Calling the world's wealth of health data a formidable "engine of discovery," the National Institutes of Health on Thursday awarded $32 million in grants in a bid to make huge biomedical data sets accessible to researchers the world over.
Among the challenges to be worked out under the initiative is how researchers can share data gleaned from electronic medical records without compromising the privacy of patients.
Project descriptions show that researchers at UC Santa Cruz will develop novel ways to comb through mountains of genomic data to discover cancer-causing genes and drugs that will effectively target them. Stanford University's Center for Expanded Data Annotation and Retrieval will attempt to render a huge repository of infectious disease data into digital forms that will allow researchers to compare dissimilar studies and detect patterns in their findings.
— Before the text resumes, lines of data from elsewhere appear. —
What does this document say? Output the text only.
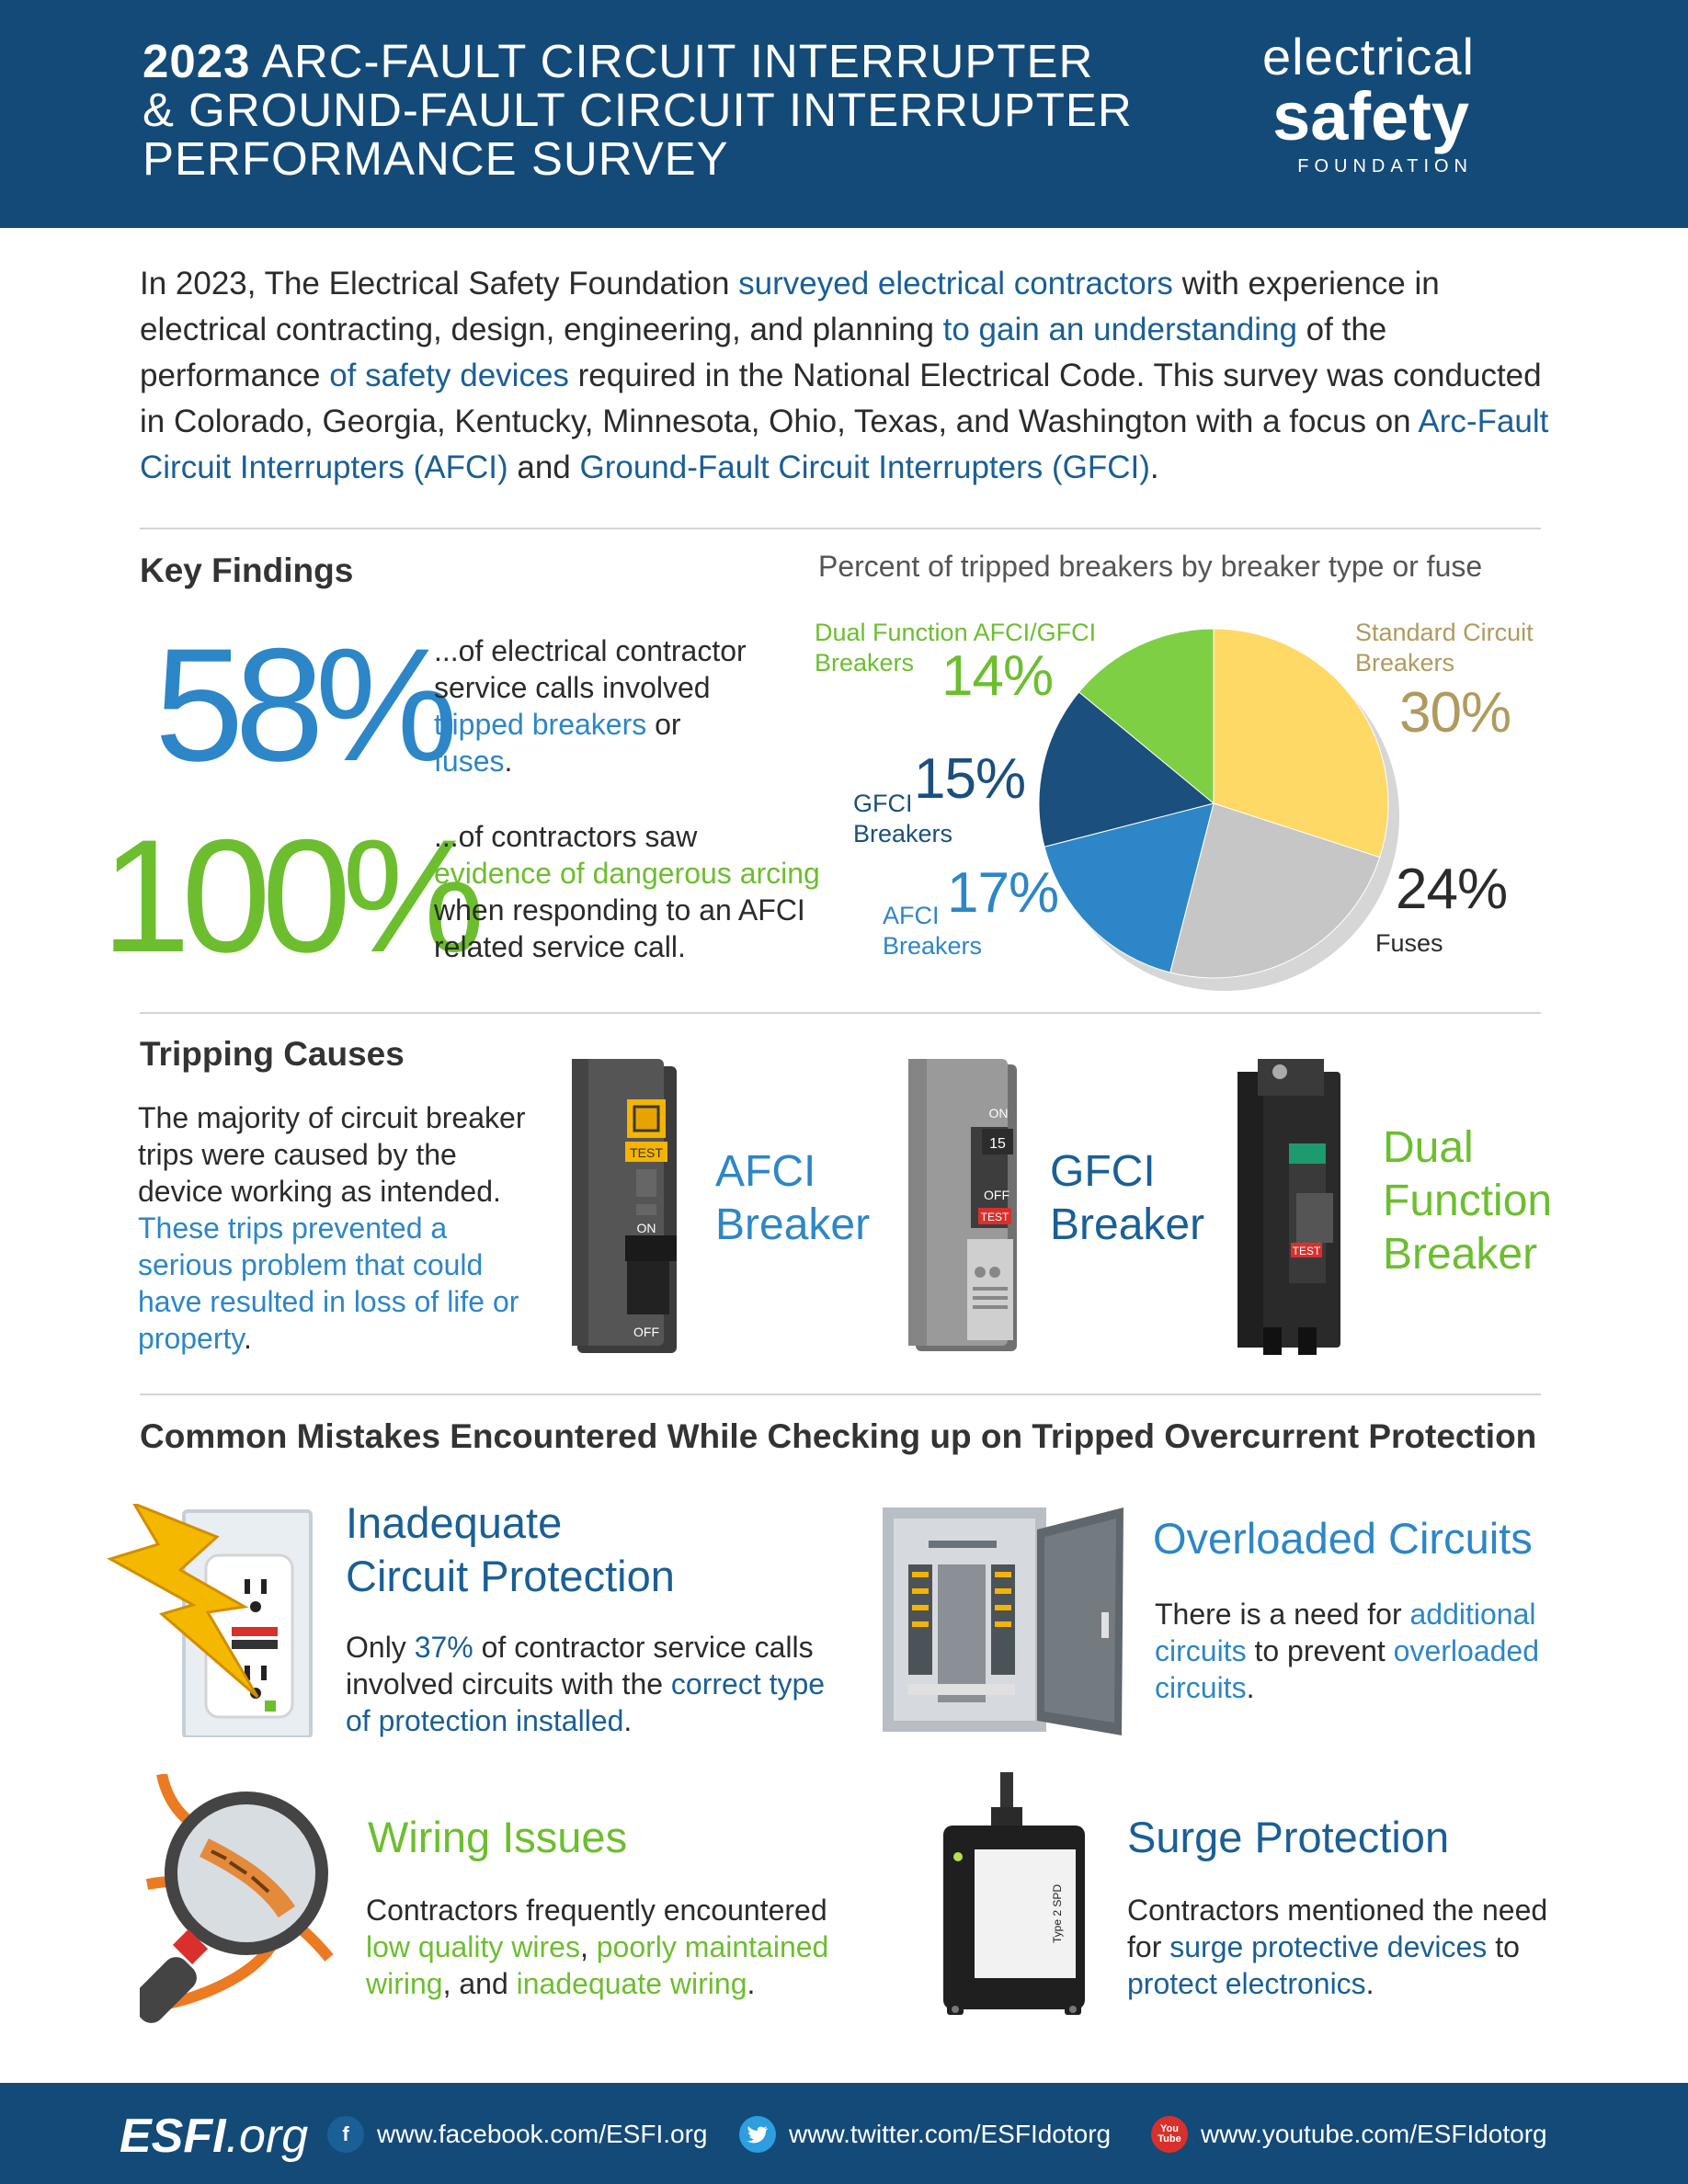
2023 ARC-FAULT CIRCUIT INTERRUPTER
& GROUND-FAULT CIRCUIT INTERRUPTER
PERFORMANCE SURVEY
electrical
safety
FOUNDATION
In 2023, The Electrical Safety Foundation surveyed electrical contractors with experience in electrical contracting, design, engineering, and planning to gain an understanding of the performance of safety devices required in the National Electrical Code. This survey was conducted in Colorado, Georgia, Kentucky, Minnesota, Ohio, Texas, and Washington with a focus on Arc-Fault Circuit Interrupters (AFCI) and Ground-Fault Circuit Interrupters (GFCI).
Key Findings
58%
...of electrical contractor service calls involved tripped breakers or fuses.
100%
...of contractors saw evidence of dangerous arcing when responding to an AFCI related service call.
Percent of tripped breakers by breaker type or fuse
Dual Function AFCI/GFCI
Breakers 14%
Standard Circuit
Breakers
30%
GFCI
Breakers
15%
AFCI
Breakers
17%	24%
Fuses
Tripping Causes
The majority of circuit breaker trips were caused by the device working as intended. These trips prevented a serious problem that could have resulted in loss of life or property.
TEST
ON
OFF
AFCI
Breaker
ON
15
OFF
TEST
GFCI
Breaker
TEST
Dual
Function
Breaker
Common Mistakes Encountered While Checking up on Tripped Overcurrent Protection
Inadequate
Circuit Protection
Only 37% of contractor service calls involved circuits with the correct type of protection installed.
Overloaded Circuits
There is a need for additional circuits to prevent overloaded circuits.
Wiring Issues
Contractors frequently encountered low quality wires, poorly maintained wiring, and inadequate wiring.
Type 2 SPD
Surge Protection
Contractors mentioned the need for surge protective devices to protect electronics.
ESFI.org	f	www.facebook.com/ESFI.org	www.twitter.com/ESFIdotorg	You Tube www.youtube.com/ESFIdotorg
Under the umbrella of a project called the ENIGMA Center for Medicine, Imaging and Genomics, USC neuroscientist Paul Thompson will gather 307 scientists in 33 countries, along with their biomedical data sets. The group will comb through epidemiological and genomic data and brain scans of all sorts to hunt for the causes of -- and prospective treatments for -- a range of brain diseases, including autism, depression, multiple sclerosis, Parkinson's and schizophrenia.
Studies that use such data generate volumes of information that are simply too big to be transferred electronically, Thompson said. To review the whole-genome sequencing performed on 815 subjects with Alzheimer's disease recently, the researchers said they watched delivery trucks disgorge boxes and boxes of disc drives for weeks at a time.
"That's not a scalable solution" Thompson said. If the enigmas of mental illness and degenerative disease are to be cracked, Toga added, "there have to be solutions" that allow scientists across the globe to collaborate on such research.
Similar challenges hamper efforts to glean additional insight from large disease-oriented research projects such as the Cancer Genome Atlas, which examines the genomic underpinnings of more than 30 types of cancer, and the ENCODE Project, which seeks to identify all functional elements in the human genome.
"The potential of these data, when used effectively, is quite astounding," Collins said. As the BD2K initiative generates tools to allow the widespread dissemination and analysis of such data, "the whole will be greater than the sum of its parts," he said.